Tari Ula - Ula Lembing adalah tari tradisional dari Aceh atau tepatnya Kabupaten Aceh Tamiang. Tarian ini ditarikan oleh 12 orang atau lebih berputar-butar ke sekeliling panggung bagai ular. Tarian ini harus dibawakan dengan penjiwaan yang lincah dan ceria.

7. Tari Tradisional Aceh - Tari Tarek Pukat Aceh


Tari Tarek Pukat Aceh adalah tari tradisional Aceh yang menggambarkan kehidupan nelayan di Provinsi Aceh.  Sesuai dengan namanya, tari tarek (tarik) pukat (alat penangkat ikan) menggambarkan aktifitas para nelayan yang menangkap ikan dilaut. Tari Tarek Pukat Aceh ini berasal dari Kabupaten Aceh Besar Provinsi Aceh.
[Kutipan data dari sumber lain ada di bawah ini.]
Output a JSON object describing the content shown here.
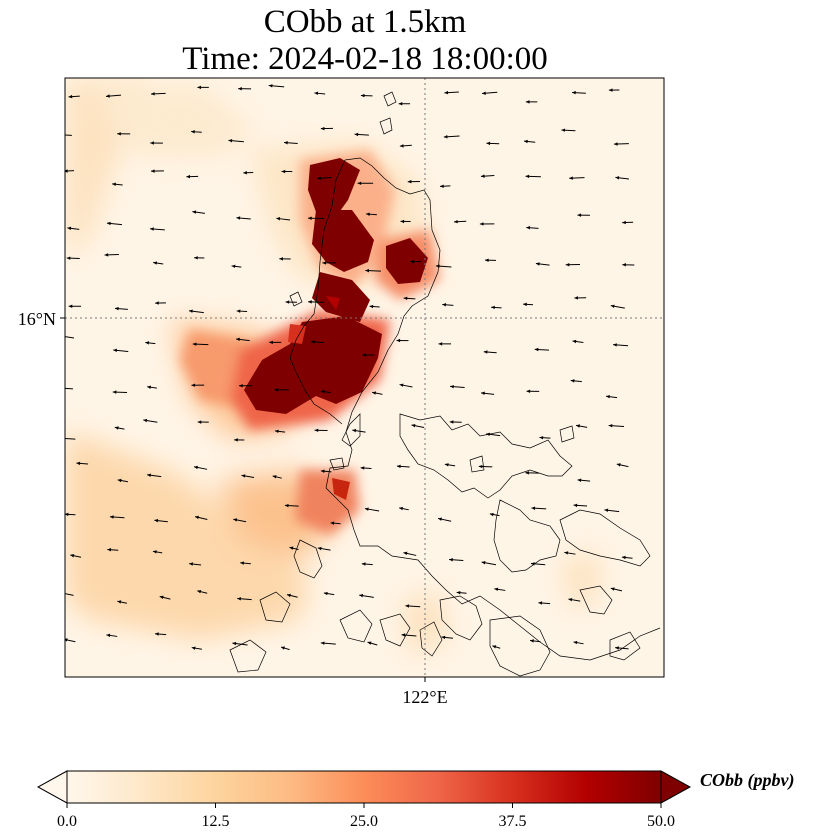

 8. Tari Tradisional Aceh - Tari Seudati Aceh


Tari Seudati berkembang di Aceh pertamakali pada saat Agama Islam masuk di Aceh. Tarian tradisional Aceh ini diperkenalkan oleh penyebar agama Islam yang berasal dari Arab Saudi di Aceh, sehingga bahasa atau istilah yang
dipergunakan dalam penyebaran agama dititik beratkan pada istilah bahasa Arab. Syahadati dan syahadatain menjadi seudati, kemudian saman menjadi
meusaman ( yang artinya delapan ) orang.

Pada zaman kolonial, tari tradisional Seudati Aceh pernah dilarang oleh pemerintah Belanda, karena tari tradisional Aceh ini termasuk pada kategori Tribal War Dance atau Tari Perang, yang mana syairnya selalu membangkitkan semangat pemuda Aceh untuk bangkit dan melawan penjajahan.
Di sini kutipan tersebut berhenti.